Here in Mexico, like what I imagined in the US of the past, I've witnessed littering as socially acceptable. There is a little bit of shame to not do so depending on who you're with, but the lack of collective action means littering still very pervasive in the culture. Also, I feel like seeing litter as being so common helps keep the practice going.
I can explain:
Looking along the roads in Latin America, wherever you are, you can see trash. Go into the poorer neighborhoods and you'll find a refuse heap somewhere just outside of the community.
In Nicaragua, I remember one of the more potent smells being burning trash. It was so strong that whenever I smell burning plastic and trash, I think of Nicaragua. It's a scent very much tied to memory. In Costa Rica burning trash was illegal, but when you got into the countryside it was not enforced and the locals had never really stopped doing it.
I was surprised to see in Mexico, much like Canada and NOT like the US, Toll ways had trash cans along the road. They were of course not picked up often, so there was just piles of trash there, but they had them all the same.
I was traveling with a local man and his son to go to a vista that overlooked a town. When I was up there, trash was scattered about. When we were leaving, his son finished a Gatorade bottle and threw it on the ground. It bounced off the pavement and rolled into a gutter. I was personally appalled to see the behavior from a child and was even going to scold him. The father, however, paid no attention to it and moved on.
It was then I decided it wasn't my fight, not my world, and I ran more risk of being judged by THEM if I were to speak out. I looked around at the trash in the area and I think I figured out the rationale: "Eh, there's already trash here. What's one more."
I also learned from a close friend in Costa Rica that "community service" to pick up trash didn't exist. In the US, a common punishment for criminals of light offenses is to sentence them to "community service." One of the community services is to pick up trash on highways.
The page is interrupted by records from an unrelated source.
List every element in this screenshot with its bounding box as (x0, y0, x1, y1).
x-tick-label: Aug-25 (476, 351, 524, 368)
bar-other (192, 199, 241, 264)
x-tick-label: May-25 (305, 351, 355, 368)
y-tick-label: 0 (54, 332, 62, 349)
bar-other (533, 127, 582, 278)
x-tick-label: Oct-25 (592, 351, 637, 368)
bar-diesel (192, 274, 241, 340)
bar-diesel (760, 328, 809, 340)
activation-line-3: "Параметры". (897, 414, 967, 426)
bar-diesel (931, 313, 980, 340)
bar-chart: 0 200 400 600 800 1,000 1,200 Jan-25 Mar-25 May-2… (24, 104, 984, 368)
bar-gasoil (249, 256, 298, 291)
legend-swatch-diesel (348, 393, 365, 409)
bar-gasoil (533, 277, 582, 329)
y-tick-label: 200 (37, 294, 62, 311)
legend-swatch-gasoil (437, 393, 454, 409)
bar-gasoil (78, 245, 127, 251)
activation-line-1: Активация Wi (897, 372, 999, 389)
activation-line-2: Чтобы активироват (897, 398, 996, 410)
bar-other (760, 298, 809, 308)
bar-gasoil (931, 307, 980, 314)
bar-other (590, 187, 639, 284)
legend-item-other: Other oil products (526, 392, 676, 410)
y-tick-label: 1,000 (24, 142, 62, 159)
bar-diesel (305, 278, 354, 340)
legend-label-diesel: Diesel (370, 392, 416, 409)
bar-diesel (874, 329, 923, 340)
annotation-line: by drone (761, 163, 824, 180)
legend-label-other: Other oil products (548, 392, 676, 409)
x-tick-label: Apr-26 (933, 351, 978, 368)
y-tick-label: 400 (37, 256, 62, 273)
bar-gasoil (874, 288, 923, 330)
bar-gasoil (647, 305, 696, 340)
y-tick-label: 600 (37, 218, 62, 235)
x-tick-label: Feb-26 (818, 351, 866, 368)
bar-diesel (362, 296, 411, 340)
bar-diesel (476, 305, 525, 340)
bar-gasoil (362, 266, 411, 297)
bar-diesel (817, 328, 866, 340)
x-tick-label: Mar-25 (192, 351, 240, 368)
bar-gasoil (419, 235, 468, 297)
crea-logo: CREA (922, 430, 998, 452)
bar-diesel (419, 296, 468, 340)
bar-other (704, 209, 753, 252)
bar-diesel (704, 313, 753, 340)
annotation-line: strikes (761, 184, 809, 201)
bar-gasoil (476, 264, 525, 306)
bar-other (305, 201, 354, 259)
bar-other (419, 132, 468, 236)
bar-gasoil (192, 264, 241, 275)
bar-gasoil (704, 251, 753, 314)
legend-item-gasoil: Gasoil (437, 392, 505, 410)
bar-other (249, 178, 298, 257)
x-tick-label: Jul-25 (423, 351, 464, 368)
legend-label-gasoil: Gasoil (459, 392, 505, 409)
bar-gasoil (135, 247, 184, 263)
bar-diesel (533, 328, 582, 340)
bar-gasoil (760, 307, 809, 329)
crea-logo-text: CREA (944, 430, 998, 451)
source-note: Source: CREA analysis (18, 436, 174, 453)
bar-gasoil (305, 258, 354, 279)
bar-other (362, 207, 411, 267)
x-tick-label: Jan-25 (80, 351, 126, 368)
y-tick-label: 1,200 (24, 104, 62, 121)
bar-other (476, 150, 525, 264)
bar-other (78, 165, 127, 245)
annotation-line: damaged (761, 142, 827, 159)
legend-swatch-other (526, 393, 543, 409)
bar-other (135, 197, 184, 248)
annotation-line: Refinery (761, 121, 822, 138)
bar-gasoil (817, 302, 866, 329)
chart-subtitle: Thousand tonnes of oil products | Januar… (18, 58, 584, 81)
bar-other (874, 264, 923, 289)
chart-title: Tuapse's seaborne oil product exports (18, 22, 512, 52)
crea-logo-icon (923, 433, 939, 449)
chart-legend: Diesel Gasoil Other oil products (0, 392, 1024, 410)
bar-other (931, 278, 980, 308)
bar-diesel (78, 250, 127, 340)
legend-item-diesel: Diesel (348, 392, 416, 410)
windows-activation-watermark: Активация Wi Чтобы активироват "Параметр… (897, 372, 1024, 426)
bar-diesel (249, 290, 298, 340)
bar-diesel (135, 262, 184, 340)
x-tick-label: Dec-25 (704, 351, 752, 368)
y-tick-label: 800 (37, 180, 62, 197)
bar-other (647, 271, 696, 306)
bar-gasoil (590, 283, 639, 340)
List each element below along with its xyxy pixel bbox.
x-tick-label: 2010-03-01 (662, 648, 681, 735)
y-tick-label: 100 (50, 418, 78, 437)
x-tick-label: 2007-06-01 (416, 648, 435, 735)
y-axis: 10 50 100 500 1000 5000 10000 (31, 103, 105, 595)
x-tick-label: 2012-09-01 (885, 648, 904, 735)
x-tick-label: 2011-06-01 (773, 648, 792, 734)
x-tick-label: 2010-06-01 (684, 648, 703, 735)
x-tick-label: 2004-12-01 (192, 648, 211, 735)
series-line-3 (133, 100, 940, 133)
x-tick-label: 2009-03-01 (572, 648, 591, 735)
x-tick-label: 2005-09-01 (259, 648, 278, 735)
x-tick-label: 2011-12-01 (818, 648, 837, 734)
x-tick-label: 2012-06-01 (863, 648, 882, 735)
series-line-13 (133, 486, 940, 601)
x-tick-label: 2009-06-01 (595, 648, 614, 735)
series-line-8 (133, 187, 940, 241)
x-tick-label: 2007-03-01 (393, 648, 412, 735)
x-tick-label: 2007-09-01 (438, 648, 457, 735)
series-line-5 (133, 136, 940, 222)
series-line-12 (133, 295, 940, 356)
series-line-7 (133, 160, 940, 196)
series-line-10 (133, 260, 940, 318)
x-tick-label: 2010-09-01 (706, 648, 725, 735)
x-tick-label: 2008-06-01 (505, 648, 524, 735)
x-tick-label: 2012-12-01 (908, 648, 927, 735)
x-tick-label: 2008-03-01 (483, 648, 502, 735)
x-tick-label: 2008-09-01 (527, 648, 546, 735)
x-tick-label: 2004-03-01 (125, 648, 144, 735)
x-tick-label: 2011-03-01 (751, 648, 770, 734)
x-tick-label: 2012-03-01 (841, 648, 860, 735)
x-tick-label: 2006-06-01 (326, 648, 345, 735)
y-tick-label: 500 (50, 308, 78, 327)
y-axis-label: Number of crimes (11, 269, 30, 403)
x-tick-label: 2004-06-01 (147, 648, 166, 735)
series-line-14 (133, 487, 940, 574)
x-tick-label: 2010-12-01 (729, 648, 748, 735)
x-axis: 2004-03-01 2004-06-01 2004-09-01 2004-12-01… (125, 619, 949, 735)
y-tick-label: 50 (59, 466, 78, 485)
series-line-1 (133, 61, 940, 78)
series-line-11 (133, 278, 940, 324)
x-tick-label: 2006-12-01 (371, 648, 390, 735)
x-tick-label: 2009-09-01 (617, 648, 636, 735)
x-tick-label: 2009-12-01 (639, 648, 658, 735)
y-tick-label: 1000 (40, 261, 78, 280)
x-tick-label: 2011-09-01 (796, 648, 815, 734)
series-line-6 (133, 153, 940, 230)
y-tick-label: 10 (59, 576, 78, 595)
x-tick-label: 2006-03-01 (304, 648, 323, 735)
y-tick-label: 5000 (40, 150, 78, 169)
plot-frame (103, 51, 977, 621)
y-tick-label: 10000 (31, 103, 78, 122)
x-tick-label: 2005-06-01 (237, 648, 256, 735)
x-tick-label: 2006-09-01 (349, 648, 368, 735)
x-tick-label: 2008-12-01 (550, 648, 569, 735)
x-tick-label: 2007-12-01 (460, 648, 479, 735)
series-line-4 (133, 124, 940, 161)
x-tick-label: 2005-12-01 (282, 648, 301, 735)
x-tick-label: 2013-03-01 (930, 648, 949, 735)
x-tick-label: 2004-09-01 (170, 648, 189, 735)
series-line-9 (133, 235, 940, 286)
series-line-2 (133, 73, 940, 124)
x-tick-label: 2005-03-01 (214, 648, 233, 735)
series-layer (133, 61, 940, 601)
In Costa Rica, I was told, there were paid members of the government who would go out and pick up trash along the road. It's entirely possible that there IS a community service as a punishment that they were unaware of, but the fact that a college-educated friend hadn't heard of it and through it was a wonderful idea? I was surprised.
So where does the trash come from? It's not you or me who are producing plastic in our homes and throwing it out on the street. It comes from the producers. It's companies. When plastic compounds were first introduced in the mid-20th century it was a miraculous material. It can preserve food, take any shape, it's light weight, and it's cheap. What's not to like!? Everything at the supermarket soon came with plastic.
Now, several generations later, WE THE PEOPLE are being pressured to deal with the trash the producers create. They even invented the term "Litter Bug" to put the pressure on people like you an me to not litter. No pressure was put on companies.
Lately in the US, especially in more liberal Blue States, there has been a push to remove plastics from the shelves. In Europe, single use plastic bans are going into effect. In stores like Trader Joe's and Aldi, they have no option to load your groceries in paper OR plastic. In places like Minneapolis and California, they charge small amounts of around $0.10 per plastic bag to carry your groceries out of a store, incentivizing reusable bags.
Some of it is company-enforced. Some of it is government-enforced. Here in Latin America, it will typically be the former. All I know is, there is a long way to go when it comes to the problems with refuse in Latin America. Like the US, it won't happen in one election, one year, or even one decade. Some of these major changes are completely generational and when they are, they're only regional.